By Proetus she had three daughters, Iphinoë, Iphianassa and Lysippe, collectively known as the Proetids ("daughters of Proetus").

== Mythology ==
Stheneboea or Antea was married to king Proetus, who once welcomed the hero Bellerophon in his court. Stheneboea took a strong fancy to the gallant and handsome Bellerophon but was repulsed, for Bellerophon was of noble heart. The bitterly rejected Stheneboea testified falsely against Bellerophon, accusing him of rape to her husband, and urged Proetus to kill him. Proetus could not slay a guest, so he sent him to deliver a letter to Iobates with instructions for his father-in-law to kill the messenger. Iobates, also unwilling to kill a guest, sent Bellerophon on a deadly quest to slay the monstrous Chimera, in hopes that he would perish doing so, but Bellerophon triumphed and accoplished all the additional hard tasks the king gave him, until eventually Iobates gave up.

Afterwards Iobates gave Stheneboea's sister Philonoe's hand in marriage to Bellerophon, and consequently, this resulted in Stheneboea's suicide out of despair when she heard the news. In another version, after he was done with the Chimera he returned to the king and queen and pretended to reciprocate Stheneboea's affections after all. Bellerophon took her up on Pergasus with the promise to take her away to the land of Caria, but as they were flying he threw her at the sea below near the island of Melos; fishermen found the body and returned it to Proetus.

Divine judgement was added to this tragic end, since Stheneboea's three daughters were overcome with madness, inflicted by either Hera or Dionysus, and took to ranging over the mountains as maenads, assaulting travelers.

==Parallel stories==
Robert Graves observes that Anteia's attempted seduction of Bellerophon has several Greek parallels and draws attention to Biadice's love for Phrixus, which "recalls Potiphar's wife's love for Joseph, a companion myth from Canaan" as well as Cretheis and Peleus, Phaedra and Hippolytus or Philonome and Tenes.
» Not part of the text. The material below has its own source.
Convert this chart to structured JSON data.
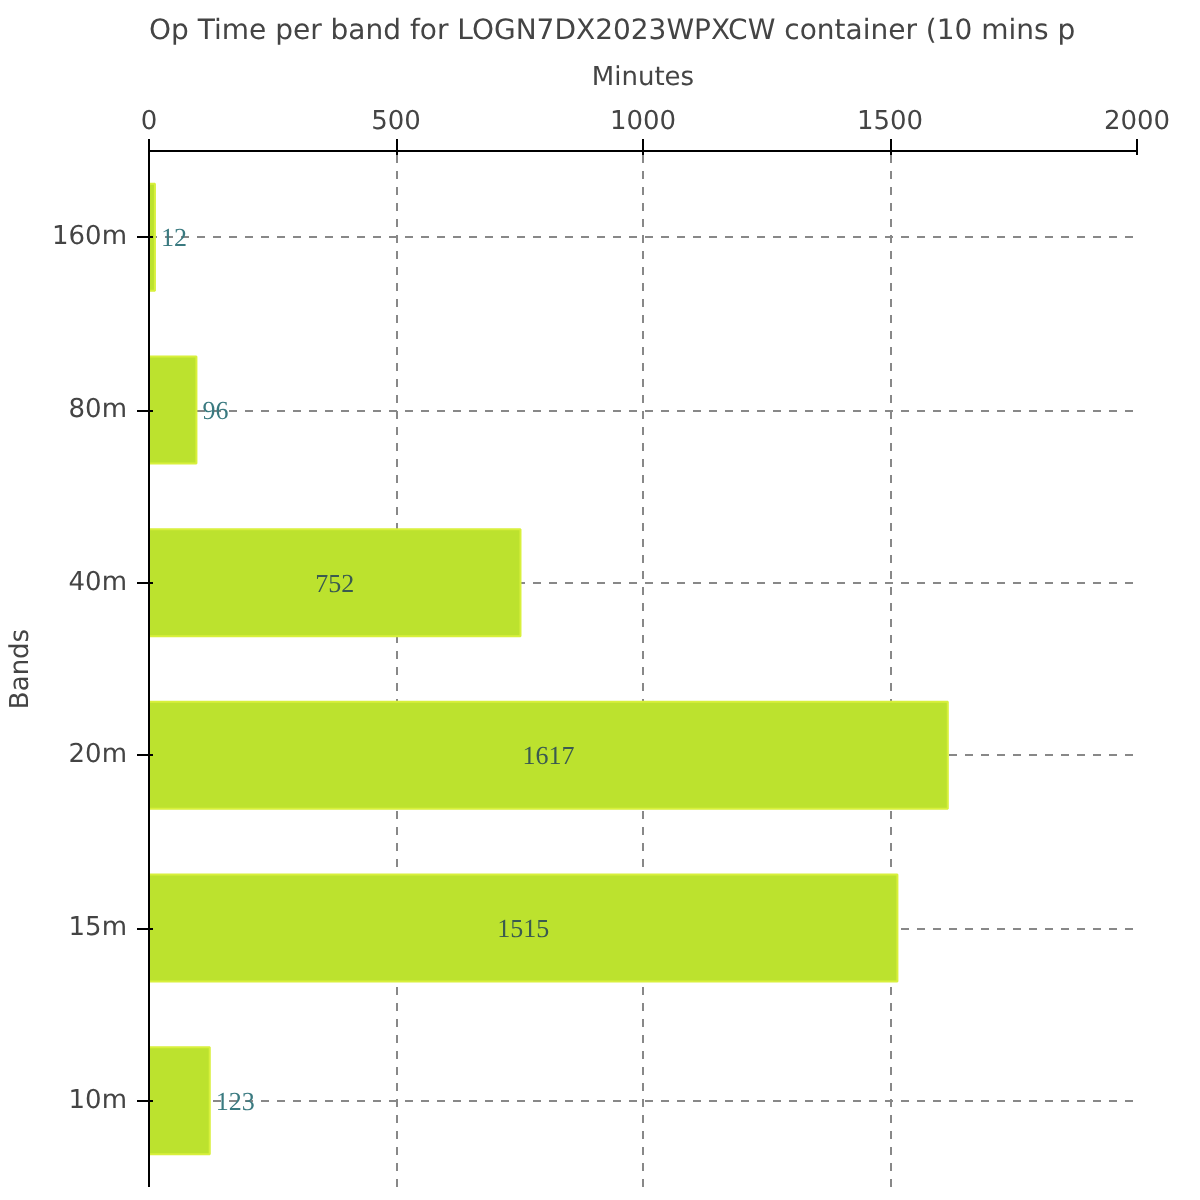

Graves also notes the parallel in the Egyptian Tale of the Two Brothers, from about the end of the second millennium BC. "Such poisonous triangular relationships," Jeffrey A White has observed in this context, "with negligible variations of detail and conclusion (the common ingredients being a failed seductress, an innocent youth and a deceived father-figure), can be multiplied easily from Greek myth, as from Hebrew. That the Bellerophon-Proetus-Anteia relationship recalls quite vividly the Joseph-Potiphar-Potiphar's wife episode in Gen. 39, is well known."